Is it not better to have more then less. When I split the engine yesterday at the track even with the double mixture the piston was bone dry and the plug was light grey in colour. That to me means it's lean, but should not be even with the mixture I am using.I am just going to go backwards and start all over again using a bigger jet (320) and work down in size until I get it right. If I keep going the way I am it's going to cost a fortune by the end of the season.

Peter
 
What difference does the poilet jet make. I have seen them on the Vito's web site along with the different main jets. Also on one of the posted reply's someone mentioned taking it up or down a notch? What does this mean?

Peter
 
It's not my garage but it is my shop and they are my cars aswell. I wish the blaster ran as well as the golf does. She is as sweet as a nut.

Peter
 
on my sons bike im running a stock carb, v force2 reedcage,
with mild porting, an f7 pipe and silencer, a uni filter in the stock airbox with no lid, the carb has a 300 main, needle clip on 4th slot down and stock pilot jet, mixing 32:1(thats 4 onces of oil to 1 gallon of fuel) you do the math,
this bike just screams, i've been riding it 2 -3 days a week, doing 45 minute laps of our mountian as practice for my buddies who run gncc bikes, so needless to say i'm running it very hard to keep up witht them on bikes, and its holding up well
also, i think when you over-mix the oil your taking away the octane of the fuel, the higher the octane the better and cooler it will run
just run whatever is the equivalent of 32:1 mix and the highest octane you can get
 
also, i think when you over-mix the oil your taking away the octane of the fuel, the higher the octane the better and cooler it will run
just run whatever is the equivalent of 32:1 mix and the highest octane you can get


this, in conjunction with most likely running lean and the timing is making this thing hooooooooooooooooooooooooooooooooootttttttttttttttttttttttttt.

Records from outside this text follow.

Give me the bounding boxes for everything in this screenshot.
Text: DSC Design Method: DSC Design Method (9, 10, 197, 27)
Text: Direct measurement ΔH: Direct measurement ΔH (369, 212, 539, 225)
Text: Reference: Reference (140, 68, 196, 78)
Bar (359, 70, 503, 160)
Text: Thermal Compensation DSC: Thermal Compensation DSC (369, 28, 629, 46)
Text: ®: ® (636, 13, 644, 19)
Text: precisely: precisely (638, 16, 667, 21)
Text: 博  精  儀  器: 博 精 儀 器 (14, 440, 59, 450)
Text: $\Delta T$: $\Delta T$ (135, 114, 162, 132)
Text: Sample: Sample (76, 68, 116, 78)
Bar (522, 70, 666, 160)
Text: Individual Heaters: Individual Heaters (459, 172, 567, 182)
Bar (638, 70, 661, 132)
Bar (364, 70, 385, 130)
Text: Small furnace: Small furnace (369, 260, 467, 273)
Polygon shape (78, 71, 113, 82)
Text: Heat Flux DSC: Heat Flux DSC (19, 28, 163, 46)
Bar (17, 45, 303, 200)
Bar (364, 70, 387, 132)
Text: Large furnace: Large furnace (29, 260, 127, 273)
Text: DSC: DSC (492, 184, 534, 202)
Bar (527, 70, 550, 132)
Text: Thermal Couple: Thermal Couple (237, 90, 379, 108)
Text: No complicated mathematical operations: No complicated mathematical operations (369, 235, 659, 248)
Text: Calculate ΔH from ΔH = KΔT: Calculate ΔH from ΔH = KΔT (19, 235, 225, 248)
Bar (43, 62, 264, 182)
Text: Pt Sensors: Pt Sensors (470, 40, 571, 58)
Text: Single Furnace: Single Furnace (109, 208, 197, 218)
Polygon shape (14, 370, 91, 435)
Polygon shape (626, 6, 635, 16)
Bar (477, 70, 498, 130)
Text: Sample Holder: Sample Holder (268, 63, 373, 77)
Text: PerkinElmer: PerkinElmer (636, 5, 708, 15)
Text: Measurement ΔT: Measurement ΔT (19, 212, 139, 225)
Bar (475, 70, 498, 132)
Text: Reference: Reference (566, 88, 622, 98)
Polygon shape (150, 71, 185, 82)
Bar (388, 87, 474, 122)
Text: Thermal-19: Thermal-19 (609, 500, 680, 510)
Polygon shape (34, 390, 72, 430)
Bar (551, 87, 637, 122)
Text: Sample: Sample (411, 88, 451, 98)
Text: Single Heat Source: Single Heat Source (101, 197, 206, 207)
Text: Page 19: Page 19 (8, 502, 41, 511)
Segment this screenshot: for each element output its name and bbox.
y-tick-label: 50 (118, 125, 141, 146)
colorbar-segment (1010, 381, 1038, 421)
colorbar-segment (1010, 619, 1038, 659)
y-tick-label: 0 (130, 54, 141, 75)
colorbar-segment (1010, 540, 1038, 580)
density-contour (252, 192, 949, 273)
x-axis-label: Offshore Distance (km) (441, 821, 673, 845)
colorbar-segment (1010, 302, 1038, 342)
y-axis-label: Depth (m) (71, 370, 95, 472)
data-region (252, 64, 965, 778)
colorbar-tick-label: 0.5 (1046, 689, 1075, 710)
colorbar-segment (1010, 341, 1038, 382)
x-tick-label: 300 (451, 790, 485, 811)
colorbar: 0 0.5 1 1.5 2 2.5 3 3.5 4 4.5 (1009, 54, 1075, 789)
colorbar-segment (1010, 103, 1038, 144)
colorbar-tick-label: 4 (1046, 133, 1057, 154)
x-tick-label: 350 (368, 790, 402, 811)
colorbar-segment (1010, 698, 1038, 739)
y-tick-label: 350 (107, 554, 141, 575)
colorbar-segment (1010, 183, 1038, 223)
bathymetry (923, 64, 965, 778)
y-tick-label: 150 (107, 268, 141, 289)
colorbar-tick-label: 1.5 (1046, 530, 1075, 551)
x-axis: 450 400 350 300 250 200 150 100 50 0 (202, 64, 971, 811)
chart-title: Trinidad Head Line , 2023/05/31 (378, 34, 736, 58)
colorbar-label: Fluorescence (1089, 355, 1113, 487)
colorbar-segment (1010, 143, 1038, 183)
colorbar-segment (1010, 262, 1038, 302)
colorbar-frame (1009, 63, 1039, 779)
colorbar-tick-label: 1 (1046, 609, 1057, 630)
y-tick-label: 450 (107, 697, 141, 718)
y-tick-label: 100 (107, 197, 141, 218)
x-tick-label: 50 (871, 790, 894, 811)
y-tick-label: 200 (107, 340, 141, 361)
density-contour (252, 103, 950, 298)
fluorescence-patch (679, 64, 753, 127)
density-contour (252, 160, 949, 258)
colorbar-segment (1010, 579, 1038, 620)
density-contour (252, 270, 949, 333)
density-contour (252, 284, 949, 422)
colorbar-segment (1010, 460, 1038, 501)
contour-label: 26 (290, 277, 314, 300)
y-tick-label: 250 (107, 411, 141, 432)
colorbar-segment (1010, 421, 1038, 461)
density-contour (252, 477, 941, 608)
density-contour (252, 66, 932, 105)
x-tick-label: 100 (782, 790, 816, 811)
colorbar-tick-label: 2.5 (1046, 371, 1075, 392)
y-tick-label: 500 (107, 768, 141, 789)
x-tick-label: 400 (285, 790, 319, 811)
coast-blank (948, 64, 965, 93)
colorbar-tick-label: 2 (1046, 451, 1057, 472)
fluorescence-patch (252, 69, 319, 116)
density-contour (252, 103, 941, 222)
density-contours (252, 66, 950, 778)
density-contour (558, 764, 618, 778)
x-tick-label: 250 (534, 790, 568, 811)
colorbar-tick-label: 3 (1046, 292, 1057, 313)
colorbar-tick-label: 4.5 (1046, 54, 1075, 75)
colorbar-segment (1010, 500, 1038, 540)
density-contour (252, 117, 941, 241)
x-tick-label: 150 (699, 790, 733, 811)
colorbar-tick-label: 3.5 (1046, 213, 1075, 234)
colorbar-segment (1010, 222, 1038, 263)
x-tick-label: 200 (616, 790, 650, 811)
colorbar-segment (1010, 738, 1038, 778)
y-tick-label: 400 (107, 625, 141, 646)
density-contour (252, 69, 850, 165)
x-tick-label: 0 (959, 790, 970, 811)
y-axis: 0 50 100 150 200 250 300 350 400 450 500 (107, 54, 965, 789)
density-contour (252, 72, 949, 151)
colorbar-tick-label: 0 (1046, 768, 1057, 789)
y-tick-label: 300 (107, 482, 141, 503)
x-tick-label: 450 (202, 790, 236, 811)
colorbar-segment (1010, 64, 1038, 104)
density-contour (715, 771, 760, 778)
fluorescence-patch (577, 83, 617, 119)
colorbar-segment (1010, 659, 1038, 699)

like they said, figure out 32:1 mix, put the timing back to STOCK (you can advance it a little after you keep it together a little while) and put a bigger jet in the carb. I'm guessing that with the stock pipe......you'll only need 260-280 main jet.

and do a leak down test on it before tearing it apart. here's a link
http://www.blasterforum.com/do-yourself-20/build-use-leakdown-tester-10663/

and i'd do it again after you put it together.


here's the deal, if you keep just throwing the top end on it after a bore/hone and not changing anything else.....guess what? its going to keep blowing up.

Insanity: doing the same thing over and over again and expecting different results.